Benötigen auch Second-Hand Läden eine Genehmigung?

Der 31-jährige Jungunternehmer Matthias Kukula sieht das völlig anders. Er sieht sich nicht in irgendeiner Melde- oder Genehmigungspflicht: „Ich tue doch nichts anderes als ein Secondhand-Unternehmer.“ Kukula bietet seinen Kunden 50 Cent pro Kilo Alttextilien, sofern diese gut erhalten, nicht zerrissen, schmutzig oder sonst unbrauchbar sind – also . Nach seinen Worten geht die Ware zum Wiederverkauf ins Ausland, insbesondere nach Osteuropa.

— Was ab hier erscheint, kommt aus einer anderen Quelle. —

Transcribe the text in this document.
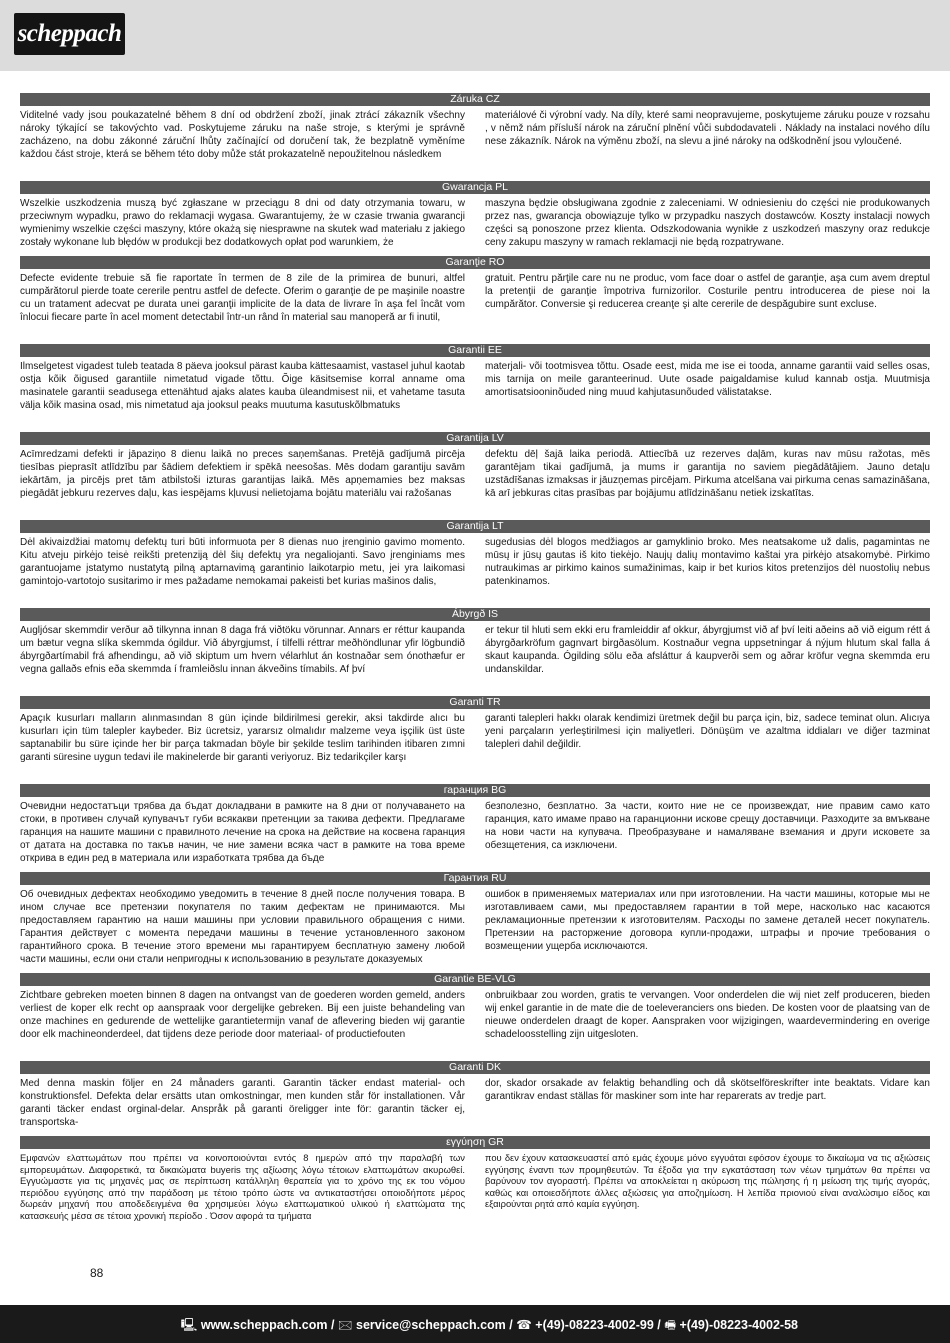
scheppach
Záruka CZ
Viditelné vady jsou poukazatelné během 8 dní od obdržení zboží, jinak ztrácí zákazník všechny nároky týkající se takovýchto vad. Poskytujeme záruku na naše stroje, s kterými je správně zacházeno, na dobu zákonné záruční lhůty začínající od doručení tak, že bezplatně vyměníme každou část stroje, která se během této doby může stát prokazatelně nepoužitelnou následkem
materiálové či výrobní vady. Na díly, které sami neopravujeme, poskytujeme záruku pouze v rozsahu , v němž nám přísluší nárok na záruční plnění vůči subdodavateli . Náklady na instalaci nového dílu nese zákazník. Nárok na výměnu zboží, na slevu a jiné nároky na odškodnění jsou vyloučené.
Gwarancja PL
Wszelkie uszkodzenia muszą być zgłaszane w przeciągu 8 dni od daty otrzymania towaru, w przeciwnym wypadku, prawo do reklamacji wygasa. Gwarantujemy, że w czasie trwania gwarancji wymienimy wszelkie części maszyny, które okażą się niesprawne na skutek wad materiału z jakiego zostały wykonane lub błędów w produkcji bez dodatkowych opłat pod warunkiem, że
maszyna będzie obsługiwana zgodnie z zaleceniami. W odniesieniu do części nie produkowanych przez nas, gwarancja obowiązuje tylko w przypadku naszych dostawców. Koszty instalacji nowych części są ponoszone przez klienta. Odszkodowania wynikłe z uszkodzeń maszyny oraz redukcje ceny zakupu maszyny w ramach reklamacji nie będą rozpatrywane.
Garanţie RO
Defecte evidente trebuie să fie raportate în termen de 8 zile de la primirea de bunuri, altfel cumpărătorul pierde toate cererile pentru astfel de defecte. Oferim o garanţie de pe maşinile noastre cu un tratament adecvat pe durata unei garanţii implicite de la data de livrare în aşa fel încât vom înlocui fiecare parte în acel moment detectabil într-un rând în material sau manoperă ar fi inutil,
gratuit. Pentru părţile care nu ne produc, vom face doar o astfel de garanţie, aşa cum avem dreptul la pretenţii de garanţie împotriva furnizorilor. Costurile pentru introducerea de piese noi la cumpărător. Conversie şi reducerea creanţe şi alte cererile de despăgubire sunt excluse.
Garantii EE
Ilmselgetest vigadest tuleb teatada 8 päeva jooksul pärast kauba kättesaamist, vastasel juhul kaotab ostja kõik õigused garantiile nimetatud vigade tõttu. Õige käsitsemise korral anname oma masinatele garantii seadusega ettenähtud ajaks alates kauba üleandmisest nii, et vahetame tasuta välja kõik masina osad, mis nimetatud aja jooksul peaks muutuma kasutuskõlbmatuks
materjali- või tootmisvea tõttu. Osade eest, mida me ise ei tooda, anname garantii vaid selles osas, mis tarnija on meile garanteerinud. Uute osade paigaldamise kulud kannab ostja. Muutmisja amortisatsiooninõuded ning muud kahjutasunõuded välistatakse.
Garantija LV
Acīmredzami defekti ir jāpaziņo 8 dienu laikā no preces saņemšanas. Pretējā gadījumā pircēja tiesības pieprasīt atlīdzību par šādiem defektiem ir spēkā neesošas. Mēs dodam garantiju savām iekārtām, ja pircējs pret tām atbilstoši izturas garantijas laikā. Mēs apņemamies bez maksas piegādāt jebkuru rezerves daļu, kas iespējams kļuvusi nelietojama bojātu materiālu vai ražošanas
defektu dēļ šajā laika periodā. Attiecībā uz rezerves daļām, kuras nav mūsu ražotas, mēs garantējam tikai gadījumā, ja mums ir garantija no saviem piegādātājiem. Jauno detaļu uzstādīšanas izmaksas ir jāuzņemas pircējam. Pirkuma atcelšana vai pirkuma cenas samazināšana, kā arī jebkuras citas prasības par bojājumu atlīdzināšanu netiek izskatītas.
Garantija LT
Dėl akivaizdžiai matomų defektų turi būti informuota per 8 dienas nuo įrenginio gavimo momento. Kitu atveju pirkėjo teisė reikšti pretenziją dėl šių defektų yra negaliojanti. Savo įrenginiams mes garantuojame įstatymo nustatytą pilną aptarnavimą garantinio laikotarpio metu, jei yra laikomasi gamintojo-vartotojo susitarimo ir mes pažadame nemokamai pakeisti bet kurias mašinos dalis,
sugedusias dėl blogos medžiagos ar gamyklinio broko. Mes neatsakome už dalis, pagamintas ne mūsų ir jūsų gautas iš kito tiekėjo. Naujų dalių montavimo kaštai yra pirkėjo atsakomybė. Pirkimo nutraukimas ar pirkimo kainos sumažinimas, kaip ir bet kurios kitos pretenzijos dėl nuostolių nebus patenkinamos.
Ábyrgð IS
Augljósar skemmdir verður að tilkynna innan 8 daga frá viðtöku vörunnar. Annars er réttur kaupanda um bætur vegna slíka skemmda ógildur. Við ábyrgjumst, í tilfelli réttrar meðhöndlunar yfir lögbundið ábyrgðartímabil frá afhendingu, að við skiptum um hvern vélarhlut án kostnaðar sem ónothæfur er vegna gallaðs efnis eða skemmda í framleiðslu innan ákveðins tímabils. Af því
er tekur til hluti sem ekki eru framleiddir af okkur, ábyrgjumst við af því leiti aðeins að við eigum rétt á ábyrgðarkröfum gagnvart birgðasölum. Kostnaður vegna uppsetningar á nýjum hlutum skal falla á skaut kaupanda. Ógilding sölu eða afsláttur á kaupverði sem og aðrar kröfur vegna skemmda eru undanskildar.
Garanti TR
Apaçık kusurları malların alınmasından 8 gün içinde bildirilmesi gerekir, aksi takdirde alıcı bu kusurları için tüm talepler kaybeder. Biz ücretsiz, yararsız olmalıdır malzeme veya işçilik üst üste saptanabilir bu süre içinde her bir parça takmadan böyle bir şekilde teslim tarihinden itibaren zımni garanti süresine uygun tedavi ile makinelerde bir garanti veriyoruz. Biz tedarikçiler karşı
garanti talepleri hakkı olarak kendimizi üretmek değil bu parça için, biz, sadece teminat olun. Alıcıya yeni parçaların yerleştirilmesi için maliyetleri. Dönüşüm ve azaltma iddiaları ve diğer tazminat talepleri dahil değildir.
гаранция BG
Очевидни недостатъци трябва да бъдат докладвани в рамките на 8 дни от получаването на стоки, в противен случай купувачът губи всякакви претенции за такива дефекти. Предлагаме гаранция на нашите машини с правилното лечение на срока на действие на косвена гаранция от датата на доставка по такъв начин, че ние замени всяка част в рамките на това време открива в един ред в материала или изработката трябва да бъде
безполезно, безплатно. За части, които ние не се произвеждат, ние правим само като гаранция, като имаме право на гаранционни искове срещу доставчици. Разходите за вмъкване на нови части на купувача. Преобразуване и намаляване вземания и други исковете за обезщетения, са изключени.
Гарантия RU
Об очевидных дефектах необходимо уведомить в течение 8 дней после получения товара. В ином случае все претензии покупателя по таким дефектам не принимаются. Мы предоставляем гарантию на наши машины при условии правильного обращения с ними. Гарантия действует с момента передачи машины в течение установленного законом гарантийного срока. В течение этого времени мы гарантируем бесплатную замену любой части машины, если они стали непригодны к использованию в результате доказуемых
ошибок в применяемых материалах или при изготовлении. На части машины, которые мы не изготавливаем сами, мы предоставляем гарантии в той мере, насколько нас касаются рекламационные претензии к изготовителям. Расходы по замене деталей несет покупатель. Претензии на расторжение договора купли-продажи, штрафы и прочие требования о возмещении ущерба исключаются.
Garantie BE-VLG
Zichtbare gebreken moeten binnen 8 dagen na ontvangst van de goederen worden gemeld, anders verliest de koper elk recht op aanspraak voor dergelijke gebreken. Bij een juiste behandeling van onze machines en gedurende de wettelijke garantietermijn vanaf de aflevering bieden wij garantie door elk machineonderdeel, dat tijdens deze periode door materiaal- of productiefouten
onbruikbaar zou worden, gratis te vervangen. Voor onderdelen die wij niet zelf produceren, bieden wij enkel garantie in de mate die de toeleveranciers ons bieden. De kosten voor de plaatsing van de nieuwe onderdelen draagt de koper. Aanspraken voor wijzigingen, waardevermindering en overige schadeloosstelling zijn uitgesloten.
Garanti DK
Med denna maskin följer en 24 månaders garanti. Garantin täcker endast material- och konstruktionsfel. Defekta delar ersätts utan omkostningar, men kunden står för installationen. Vår garanti täcker endast orginal-delar. Anspråk på garanti öreligger inte för: garantin täcker ej, transportska-
dor, skador orsakade av felaktig behandling och då skötselföreskrifter inte beaktats. Vidare kan garantikrav endast ställas för maskiner som inte har reparerats av tredje part.
εγγύηση GR
Εμφανών ελαττωμάτων που πρέπει να κοινοποιούνται εντός 8 ημερών από την παραλαβή των εμπορευμάτων. Διαφορετικά, τα δικαιώματα buyeris της αξίωσης λόγω τέτοιων ελαττωμάτων ακυρωθεί. Εγγυώμαστε για τις μηχανές μας σε περίπτωση κατάλληλη θεραπεία για το χρόνο της εκ του νόμου περιόδου εγγύησης από την παράδοση με τέτοιο τρόπο ώστε να αντικαταστήσει οποιοδήποτε μέρος δωρεάν μηχανή που αποδεδειγμένα θα χρησιμεύει λόγω ελαττωματικού υλικού ή ελαττώματα της κατασκευής μέσα σε τέτοια χρονική περίοδο . Όσον αφορά τα τμήματα
που δεν έχουν κατασκευαστεί από εμάς έχουμε μόνο εγγυάται εφόσον έχουμε το δικαίωμα να τις αξιώσεις εγγύησης έναντι των προμηθευτών. Τα έξοδα για την εγκατάσταση των νέων τμημάτων θα πρέπει να βαρύνουν τον αγοραστή. Πρέπει να αποκλείεται η ακύρωση της πώλησης ή η μείωση της τιμής αγοράς, καθώς και οποιεσδήποτε άλλες αξιώσεις για αποζημίωση. Η λεπίδα πριονιού είναι αναλώσιμο είδος και εξαιρούνται ρητά από καμία εγγύηση.
88
🖳 www.scheppach.com / 🖂 service@scheppach.com / ☎ +(49)-08223-4002-99 / 🖷 +(49)-08223-4002-58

“Damit ist es bald vorbei.” sagt Manz im Namen der Kreises gegenüber den Ruhrnachrichten. Der Unternehmer hätte, so erläutert er, seinen Betrieb erst einmal ankündigen und drei Monate abwarten müssen. Jetzt bekommt er einen Bußgeldbescheid aus dem Kreishaus, verbunden mit der Aufforderung, den Geschäftsbetrieb ruhen zu lassen. Folgt er dieser Aufforderung nicht, erwartet ihn, so Manz auf Nachfrage, ein weiteres Bußgeld und die Untersagung seiner Geschäftstätigkeit. D.h. aber nicht, dass danach sein Laden wieder dauerhaft schließen muss. 

 

§ 17 Kreislaufwirtschaftsgesetz – KrWG

(2) Die Überlassungspflicht besteht nicht für Abfälle,

1.   die einer Rücknahme- oder Rückgabepflicht auf Grund einer Rechtsverordnung nach § 25 unterliegen, soweit nicht die öffentlich-rechtlichen Entsorgungsträger auf Grund einer Bestimmung nach § 25 Absatz 2 Nummer 4 an der Rücknahme mitwirken; hierfür kann insbesondere eine einheitliche Wertstofftonne oder eine einheitliche Wertstofferfassung in vergleichbarer Qualität vorgesehen werden, durch die werthaltige Abfälle aus privaten Haushaltungen in effizienter Weise erfasst und einer hochwertigen Verwertung zugeführt werden

 

Altkleidercontainer-Check in München

Das Bayerisches Fernsehen strahlte von Kurzem den Bericht “Altkleidercontainer im Check” von Isabella Kroth aus. Gegenübergestellt wurde die Textilverwertung von Altkleidern aus unterschiedlichen Sammelcontainern.  In München wurden die Altkleidercontainer der Aktion Hoffnung e.V. mit den Altkleidercontainer der ReSales Textilhandels- und -recycling GmbH verglichen. Die illegal aufgestellten Container in München wurden nicht in den Check mit aufgenommen.